The Softbank-backed company reported net losses at Rs 1781.03 crore for the financial year ended March 31, against Rs. 684.48 crore a year earlier. Expenses soared 49% to Rs 3463.3 crore. Revenues grew 58% to Rs 1694.97 crore.
Previously known as SSN Logistics, Delhivery was founded in 2011 by Sahil Barua, Mohit Tandon, Suraj Saharan, Kapil Bharti and Bhavesh Manglani.
It started off as a company that provided on-demand services and subsequently evolved into a full-fledged logistics services provider. The company claims to serve more than 17,500 pincodes and 2,000 cities across the country. It offers a full suite of logistics services from express parcel delivery to reverse logistics to B2B and B2C warehousing.

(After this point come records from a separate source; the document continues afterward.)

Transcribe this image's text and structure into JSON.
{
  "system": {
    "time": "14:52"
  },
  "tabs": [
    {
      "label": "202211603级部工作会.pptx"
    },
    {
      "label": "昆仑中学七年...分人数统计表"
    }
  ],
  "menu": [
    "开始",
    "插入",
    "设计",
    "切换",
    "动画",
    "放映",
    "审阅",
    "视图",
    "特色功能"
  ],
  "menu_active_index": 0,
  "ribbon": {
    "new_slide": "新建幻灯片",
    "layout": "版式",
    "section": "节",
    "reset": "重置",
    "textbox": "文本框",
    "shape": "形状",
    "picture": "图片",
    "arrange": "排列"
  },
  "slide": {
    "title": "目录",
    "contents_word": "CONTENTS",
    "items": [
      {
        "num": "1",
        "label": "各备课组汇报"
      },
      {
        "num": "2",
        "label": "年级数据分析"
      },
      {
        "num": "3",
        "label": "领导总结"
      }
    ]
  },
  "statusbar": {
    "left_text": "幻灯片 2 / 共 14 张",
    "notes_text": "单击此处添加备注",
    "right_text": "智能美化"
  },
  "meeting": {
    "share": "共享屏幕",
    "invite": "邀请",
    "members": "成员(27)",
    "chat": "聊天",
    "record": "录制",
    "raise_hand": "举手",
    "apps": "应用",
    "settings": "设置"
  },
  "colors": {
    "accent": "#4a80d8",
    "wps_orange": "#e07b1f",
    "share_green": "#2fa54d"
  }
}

Delhivery is largely viewed as the highest funded player in the country’s technology-enabled logistics sector.
Last month, it raised $115 million from Canada’s largest pension fund manager, Canada Pension Plan Investment Board or CPPIB.
Earlier in the year, it raised $413 million in a funding round led by Japanese technology conglomerate SoftBank’s Vision Fund. US-headquartered private equity firm Carlyle Group and China-headquartered venture capital firm Fosun International had also participated in the round.
In March this year, TechCircle reported that Delhivery had become the newest member of India’s unicorn club of privately held firms valued at $1 billion or more, after the Softbank-led Series F funding round.
US-headquartered private equity firm Carlyle Group and Chinese conglomerate Fosun International -- both existing investors -- also contributed to the round, show regulatory filings.